Materials plus restrained approach
Sands End Community Centre by Mae combines the use of recycled materials with an intelligent and restrained approach. The centre’s placement, orientation and massing reduces overheating, maximises natural daylight, and promotes passive ventilation.
Project architect Michael Dillon describes how the material choices had to work as hard as possible, obviating the use of unnecessary linings to use less material more efficiently. Over 35% of the building’s materials contain recycled matter, together with a CLT timber structure that has been responsibly sourced and will sequester carbon rather than produce it. One of the key contributors to this impressive figure is the use of StoneCycling bricks, a revolutionary product using waste – in this instance, recycled glass – to form up to 70% of the brick compound. The reformed bricks are fired with ‘forest compensated gas’, which means trees are being planted to compensate the footprint. The resulting brick therefore has far lower embodied carbon than newly formed UK brick – and upcycles construction waste.

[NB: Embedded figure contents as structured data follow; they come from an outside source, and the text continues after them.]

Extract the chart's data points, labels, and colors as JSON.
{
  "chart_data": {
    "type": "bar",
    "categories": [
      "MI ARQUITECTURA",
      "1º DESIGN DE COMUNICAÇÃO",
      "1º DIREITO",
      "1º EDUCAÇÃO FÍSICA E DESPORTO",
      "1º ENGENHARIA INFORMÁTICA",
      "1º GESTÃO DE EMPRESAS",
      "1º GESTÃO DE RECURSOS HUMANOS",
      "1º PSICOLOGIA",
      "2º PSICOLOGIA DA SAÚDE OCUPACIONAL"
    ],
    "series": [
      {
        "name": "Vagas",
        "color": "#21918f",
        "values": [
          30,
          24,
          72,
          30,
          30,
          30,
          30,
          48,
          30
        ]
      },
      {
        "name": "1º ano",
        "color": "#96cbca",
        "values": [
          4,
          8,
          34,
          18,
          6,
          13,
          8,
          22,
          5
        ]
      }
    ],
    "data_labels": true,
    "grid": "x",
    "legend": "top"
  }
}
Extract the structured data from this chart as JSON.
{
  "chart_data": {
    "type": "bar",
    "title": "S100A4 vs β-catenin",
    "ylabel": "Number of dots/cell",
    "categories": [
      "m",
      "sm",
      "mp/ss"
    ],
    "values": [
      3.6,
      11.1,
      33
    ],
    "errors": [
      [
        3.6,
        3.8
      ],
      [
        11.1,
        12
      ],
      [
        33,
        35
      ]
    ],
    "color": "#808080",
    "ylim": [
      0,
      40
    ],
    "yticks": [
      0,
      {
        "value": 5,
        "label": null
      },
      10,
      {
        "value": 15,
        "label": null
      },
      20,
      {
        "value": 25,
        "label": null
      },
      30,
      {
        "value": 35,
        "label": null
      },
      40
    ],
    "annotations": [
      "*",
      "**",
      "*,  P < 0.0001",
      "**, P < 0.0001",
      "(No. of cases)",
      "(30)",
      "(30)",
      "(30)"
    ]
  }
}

Scale remains one of the greatest challenges to the low-tech agenda. While there are many exciting and encouraging projects they remain of a relatively modest size. It is hard to conceive how these principles may be effectively and economically scaled up to larger buildings, but we are now embarking on a project with The National Railway Museum in York on its new Central Hall project, putting forward a 3,500m² solid timber frame. Fortunately, the Science Museum Group, which runs the museum, is an ambitious and enlightened client.
To initiate real change at scale, architects need inspired and visionary clients, developers and patrons to buy in, but vitally we need the backstop of intelligently defined policy and more radical regulation to kick the construction industry as whole into action. The RIBA’s 2030 Climate Challenge has set admirable and ambitious targets for architects to move towards, but they remain optional and we need regulation to catch up.
More restriction and a need to reduce will of course be seen as regressive by some, but it should be framed positively as the spirit of our age, reflective of the broader societal changes we will need to embrace over the coming decades – consuming and travelling less, moderating our diets and even comfort levels.
Architects must seize this opportunity to define a new language of architecture for our time. Actually, less is less, but today that is precisely the aim.